Here's a similar 1963 Gibson Dove:



Here's a closer look:



There are two major (and probably insurmountable) problems with using an adjustable metal bridge saddle inset into a wooden bridge on the top of a flattop guitar: the first and probably most important is weight. That much mass definitely impedes the free vibration of the top.

Since the only way you get any sound out of an acoustic guitar is by the mechanical vibration of the top, you've started off on the wrong foot from the very beginning by putting that chunk of metal there to press down on the top.

The second probably insurmountable problem is that the saddle is the only way those string vibrations GET transmitted to the top, and the Tune O Matic is designed for a passive role on an electric guitar, not for the active role required by the job of a saddle on an acoustic guitar.

When I use the terms "active" and "passive" here I don't mean one gets a battery in it and the other doesn't, I mean that on a solidbody electric guitar the primary transmission route of the string vibrations is through the pickups, not through the bridge saddle.

But on an acoustic guitar being played acoustically, the bridge saddle is all you've got to transmit the music that you're playing.

So the Tune O Matic bridge that works so marvelously well on an electric guitar is very close to a total tone-killer on an acoustic guitar.

Yes, it transmits some vibrations, and, yes, the convenience of being able to dial in the intonation so precisely and so easily sure is nice.
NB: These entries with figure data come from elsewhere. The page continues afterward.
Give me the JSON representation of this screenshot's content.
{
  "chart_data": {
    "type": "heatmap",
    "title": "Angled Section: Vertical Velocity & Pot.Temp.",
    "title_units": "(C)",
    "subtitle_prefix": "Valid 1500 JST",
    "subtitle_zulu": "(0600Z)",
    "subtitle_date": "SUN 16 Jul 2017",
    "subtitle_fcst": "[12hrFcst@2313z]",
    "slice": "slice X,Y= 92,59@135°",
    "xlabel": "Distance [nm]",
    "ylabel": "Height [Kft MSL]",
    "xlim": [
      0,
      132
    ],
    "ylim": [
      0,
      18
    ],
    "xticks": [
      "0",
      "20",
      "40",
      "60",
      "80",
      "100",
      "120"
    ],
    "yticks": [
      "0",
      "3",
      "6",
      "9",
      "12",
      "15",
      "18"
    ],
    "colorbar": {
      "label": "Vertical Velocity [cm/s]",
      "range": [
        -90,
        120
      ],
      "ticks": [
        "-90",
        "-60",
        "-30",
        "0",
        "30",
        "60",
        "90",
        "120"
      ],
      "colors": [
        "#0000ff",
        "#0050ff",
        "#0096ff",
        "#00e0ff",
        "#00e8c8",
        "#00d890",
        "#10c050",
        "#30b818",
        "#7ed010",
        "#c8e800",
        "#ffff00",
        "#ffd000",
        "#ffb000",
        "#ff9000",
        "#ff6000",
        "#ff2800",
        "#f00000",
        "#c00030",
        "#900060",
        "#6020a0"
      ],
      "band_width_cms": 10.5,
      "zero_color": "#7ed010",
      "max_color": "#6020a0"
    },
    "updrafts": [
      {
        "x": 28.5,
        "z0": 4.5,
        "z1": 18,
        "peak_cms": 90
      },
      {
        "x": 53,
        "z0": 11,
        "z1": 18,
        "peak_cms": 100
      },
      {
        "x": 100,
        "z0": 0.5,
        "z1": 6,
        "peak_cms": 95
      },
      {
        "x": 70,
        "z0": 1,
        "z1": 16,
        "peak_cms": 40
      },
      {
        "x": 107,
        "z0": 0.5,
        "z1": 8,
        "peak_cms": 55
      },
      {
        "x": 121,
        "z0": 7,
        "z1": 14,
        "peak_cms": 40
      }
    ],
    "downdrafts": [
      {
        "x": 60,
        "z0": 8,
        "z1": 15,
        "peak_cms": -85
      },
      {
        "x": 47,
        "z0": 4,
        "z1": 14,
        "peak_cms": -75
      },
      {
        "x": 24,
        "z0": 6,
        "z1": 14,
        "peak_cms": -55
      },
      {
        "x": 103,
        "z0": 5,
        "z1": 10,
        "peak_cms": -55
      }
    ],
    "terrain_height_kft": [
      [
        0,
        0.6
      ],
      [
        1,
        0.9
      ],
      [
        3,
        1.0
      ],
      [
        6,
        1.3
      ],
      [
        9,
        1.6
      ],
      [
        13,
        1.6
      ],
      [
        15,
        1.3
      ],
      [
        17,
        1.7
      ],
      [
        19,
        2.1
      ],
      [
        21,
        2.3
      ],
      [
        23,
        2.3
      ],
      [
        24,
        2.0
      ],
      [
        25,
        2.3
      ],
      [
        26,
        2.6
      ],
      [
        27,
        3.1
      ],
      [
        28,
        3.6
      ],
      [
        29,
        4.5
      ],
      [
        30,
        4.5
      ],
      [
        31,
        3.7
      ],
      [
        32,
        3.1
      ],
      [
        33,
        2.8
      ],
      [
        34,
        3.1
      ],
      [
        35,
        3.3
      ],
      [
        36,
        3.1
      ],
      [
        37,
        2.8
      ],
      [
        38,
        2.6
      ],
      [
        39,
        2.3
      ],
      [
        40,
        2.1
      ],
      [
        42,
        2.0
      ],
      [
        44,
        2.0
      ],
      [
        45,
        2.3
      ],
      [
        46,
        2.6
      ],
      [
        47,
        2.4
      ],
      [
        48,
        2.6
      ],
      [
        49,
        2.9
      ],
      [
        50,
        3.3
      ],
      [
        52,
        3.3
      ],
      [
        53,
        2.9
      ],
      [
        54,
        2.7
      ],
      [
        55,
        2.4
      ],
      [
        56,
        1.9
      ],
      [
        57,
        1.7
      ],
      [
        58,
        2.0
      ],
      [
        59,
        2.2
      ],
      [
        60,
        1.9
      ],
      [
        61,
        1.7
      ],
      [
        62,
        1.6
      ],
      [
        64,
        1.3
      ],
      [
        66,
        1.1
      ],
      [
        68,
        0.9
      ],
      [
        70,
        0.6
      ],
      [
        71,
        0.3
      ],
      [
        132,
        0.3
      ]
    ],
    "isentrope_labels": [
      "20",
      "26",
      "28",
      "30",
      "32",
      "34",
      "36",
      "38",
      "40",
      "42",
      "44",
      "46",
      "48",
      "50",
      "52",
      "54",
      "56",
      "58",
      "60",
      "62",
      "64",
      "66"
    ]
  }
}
But from a musical tone standpoint it's really not a good choice for using on an acoustic guitar.

One thing you can do with that idea, though, is possibly have a removable Tune O Matic bridge saddle that you could use to quickly determine where the intonation is best, then you could use that as a practical, three dimensional template for a bone saddle that you would then carve and put in place on the guitar. That might be the best of both worlds.

But using a Tune O Matic bridge full time on an acoustic guitar you actually want to play? No, you'd lose far more tone, volume and acoustic projection than the convenience could ever possibly make up for. The trade-off is really not worth it.

Hope that makes sense.


Wade Hampton Miller

Last edited by Wade Hampton; 09-13-2012 at 08:06 PM.